Çölde, gökyüzüne gitmeye hazır mısınız? Kulaklarınıza garip geldi, değil mi? Haydi, hazırlanın Fas’a gidiyoruz.

Fas, aralarında Cezayir, Moritanya ve Tunus ve Libya’nın da bulunduğu ‘Mağrib’ bölgesinin en önemli ve en batı ülkesi. Arapçada, batı anlamında kullanılan ‘Mağrib’ kelimesi, Mekke merkez alındığında en batıda kalan demek oluyor ve islam coğrafyasında önemli bir yere sahip.
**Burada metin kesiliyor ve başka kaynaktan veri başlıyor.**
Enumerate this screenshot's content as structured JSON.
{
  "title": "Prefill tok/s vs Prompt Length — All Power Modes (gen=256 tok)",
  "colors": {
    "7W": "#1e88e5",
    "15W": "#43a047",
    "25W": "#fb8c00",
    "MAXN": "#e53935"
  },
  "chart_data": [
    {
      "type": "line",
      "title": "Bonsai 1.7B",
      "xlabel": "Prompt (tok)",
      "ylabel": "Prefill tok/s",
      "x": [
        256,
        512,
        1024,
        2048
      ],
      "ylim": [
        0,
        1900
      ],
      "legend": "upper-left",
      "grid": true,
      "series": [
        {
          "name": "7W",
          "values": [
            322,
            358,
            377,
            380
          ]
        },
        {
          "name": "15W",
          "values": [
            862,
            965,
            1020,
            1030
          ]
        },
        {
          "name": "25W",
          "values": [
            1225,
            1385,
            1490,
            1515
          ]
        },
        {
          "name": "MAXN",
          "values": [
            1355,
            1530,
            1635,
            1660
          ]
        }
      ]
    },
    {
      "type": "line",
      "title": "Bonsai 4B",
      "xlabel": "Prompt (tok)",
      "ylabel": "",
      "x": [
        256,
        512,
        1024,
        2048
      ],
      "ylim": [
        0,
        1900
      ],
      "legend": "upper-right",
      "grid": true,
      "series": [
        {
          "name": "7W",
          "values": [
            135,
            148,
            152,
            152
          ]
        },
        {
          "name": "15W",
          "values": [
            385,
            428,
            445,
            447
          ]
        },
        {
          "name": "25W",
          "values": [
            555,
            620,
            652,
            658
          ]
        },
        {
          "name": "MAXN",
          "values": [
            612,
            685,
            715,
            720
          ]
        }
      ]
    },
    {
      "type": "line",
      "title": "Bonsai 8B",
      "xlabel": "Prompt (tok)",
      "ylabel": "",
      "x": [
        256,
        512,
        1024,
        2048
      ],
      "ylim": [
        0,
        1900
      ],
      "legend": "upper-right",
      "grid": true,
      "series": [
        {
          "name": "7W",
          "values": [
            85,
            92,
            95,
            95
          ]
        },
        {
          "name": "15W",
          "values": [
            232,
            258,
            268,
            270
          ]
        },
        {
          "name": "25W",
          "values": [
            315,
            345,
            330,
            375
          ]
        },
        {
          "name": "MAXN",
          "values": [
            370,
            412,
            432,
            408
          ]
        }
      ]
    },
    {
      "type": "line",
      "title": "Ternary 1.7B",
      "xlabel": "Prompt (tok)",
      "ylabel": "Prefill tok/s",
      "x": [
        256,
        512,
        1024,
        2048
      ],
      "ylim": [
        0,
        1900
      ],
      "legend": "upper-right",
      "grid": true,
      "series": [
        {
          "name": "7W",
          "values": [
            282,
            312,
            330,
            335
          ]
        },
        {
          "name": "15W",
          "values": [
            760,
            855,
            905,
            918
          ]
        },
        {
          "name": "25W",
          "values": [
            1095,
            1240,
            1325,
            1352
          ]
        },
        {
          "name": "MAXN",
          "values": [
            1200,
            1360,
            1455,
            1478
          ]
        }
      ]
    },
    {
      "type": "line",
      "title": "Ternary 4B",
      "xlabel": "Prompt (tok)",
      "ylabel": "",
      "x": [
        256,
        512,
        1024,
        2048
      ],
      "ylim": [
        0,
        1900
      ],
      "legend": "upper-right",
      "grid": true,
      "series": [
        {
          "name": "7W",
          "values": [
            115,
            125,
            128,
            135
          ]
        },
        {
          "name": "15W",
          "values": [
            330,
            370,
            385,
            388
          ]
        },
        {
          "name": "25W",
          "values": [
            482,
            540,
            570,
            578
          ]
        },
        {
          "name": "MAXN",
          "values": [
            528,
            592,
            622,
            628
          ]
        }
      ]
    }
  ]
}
Afrika’nın en kuzey ucunda Arap ve Berberi’lerin ağırlıkta olduğu bir bölge burası. Tarihi ve coğrafi büyük öneme sahip. İngilizce ve birçok batı dilinde ‘Marakeş’ şehri ‘Morocco’ olarak geçmekte, Türkçede ise ‘Fez’ kentinden gelen ve dilimize yakınlaştırılmış haliyle ‘Fas’ olarak geçmiş durumda.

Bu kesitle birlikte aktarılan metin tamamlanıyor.